In order to systematically evaluate the potential of the proposed exploration planner, simulations in different scenarios have been performed. For simulation environments, a small-scale maze map, a medium-scale map and a large-scale map in different environments based on the Gazebo simulator [44] are selected to test the performance of the proposed method in different scales and environments, which are shown in Figure 8. The Gazebo simulator is used to provide the environment model, and the RotorS simulator [45] is used to provide the parameters of the MAV (see Figure 9), as well as the ground truth. All the experiments were run on a laptop with Intel Core i7-10750H at 2.6 GHz. The experiments are repeated 10 times in each environment. Scenarios of different sizes are considered. The proposed algorithm is compared to the NBVP approach [22] and ORB-SLAM3 [12] is adopted to evaluate the accuracy of localization when MAV is carrying out a task. Similar to [22], the parameter λ in Equation (1) is set to 0.5.

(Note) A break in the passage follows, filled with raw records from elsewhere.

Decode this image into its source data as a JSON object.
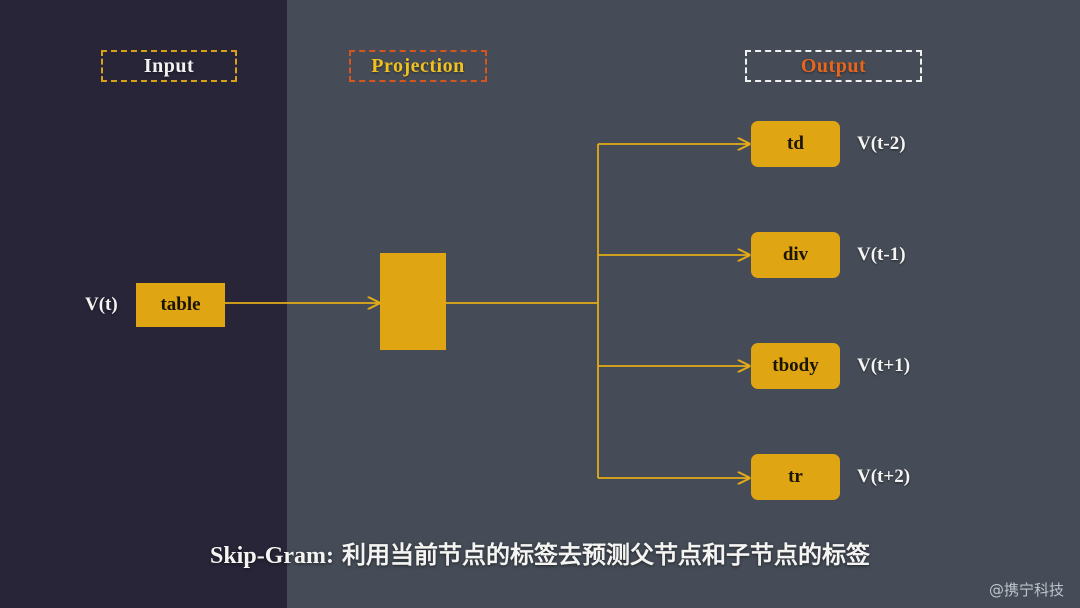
{
  "diagram": {
    "title_caption": {
      "term": "Skip-Gram:",
      "body": "利用当前节点的标签去预测父节点和子节点的标签"
    },
    "watermark": "@携宁科技",
    "colors": {
      "panel_left_bg": "#282538",
      "panel_right_bg": "#454c57",
      "node_gold": "#dfa513",
      "wire_gold": "#e3ab16",
      "input_chip_border": "#d8a11a",
      "projection_chip_border": "#d4551d",
      "projection_chip_text": "#f0c020",
      "output_chip_border": "#f0f0f0",
      "output_chip_text": "#e8651c",
      "label_text": "#f4f4f2",
      "node_text": "#1a1405"
    },
    "sections": [
      {
        "id": "input",
        "label": "Input"
      },
      {
        "id": "projection",
        "label": "Projection"
      },
      {
        "id": "output",
        "label": "Output"
      }
    ],
    "input_node": {
      "label": "table",
      "vector_label": "V(t)"
    },
    "projection_node": {
      "label": ""
    },
    "output_nodes": [
      {
        "label": "td",
        "vector_label": "V(t-2)"
      },
      {
        "label": "div",
        "vector_label": "V(t-1)"
      },
      {
        "label": "tbody",
        "vector_label": "V(t+1)"
      },
      {
        "label": "tr",
        "vector_label": "V(t+2)"
      }
    ]
  }
}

4.2. Results in Different Scenarios

In this section, we evaluate the localization accuracy after the adoption of the proposed active loop closing planning method when compared to the NBVP method, together with the comparison of real-time performance and the influence of different flight speeds on localization accuracy when following the planned path in different scenarios. The size of scenario 1 (Figure 8a) is about 15 m × 12 m × 3 m, the size of scenario 2 (Figure 8b) is about 50 m × 40 m × 10 m and the size of scenario 3 (Figure 8c) is about 80 m × 60 m × 12 m. In this work, scenario 1 is a small-scale scenario, and scenarios 2 and 3 are medium-scale and large-scale scenarios, respectively. The comparison of real-time performance in different scenarios can be seen in Table 2. Table 3 shows the quantitative evaluation in the small-scale scenario with different flight speeds. The results in Table 3 are for the small-scale scenario. Table 4 shows the quantitative evaluation in different scenarios.
Figure 10 and Figure 11 show the trajectory error evaluated by ORB-SLAM3 in different scenarios. The dashed line represents the groud truth obtained from the Gazebo simulator, and the blue line represents the state estimation results obtained by ORB-SLAM3. The poor localization performance in the small-scale scenario is due to the fact that the scenario consists mainly of walls and is not rich in texture information. Figure 12, Figure 13 and Figure 14 present the exploration results of different scenarios. The green lines in the figure represent the planned path. As can be seen from Table 1, Table 2, Table 3 and Table 4, we can find that in terms of the time required for one path planning session, the time spent on ALCP is a little bit more than that on the NBVP. The time spent on active loop closing is similar to that on path planning. The scenario, together with flight speed, will affect the performance of the localization, which will be discussed in detail in Section 5. The selection of the active loop closing check threshold will be discussed as well.

5. Discussion

In this section, we mainly discuss the real-time performance of the active loop closing planning method and influence of different active loop closing check threshold selection strategies, together with the comparison of the localization accuracy in different scenarios and different flight speeds mentioned in Section 4.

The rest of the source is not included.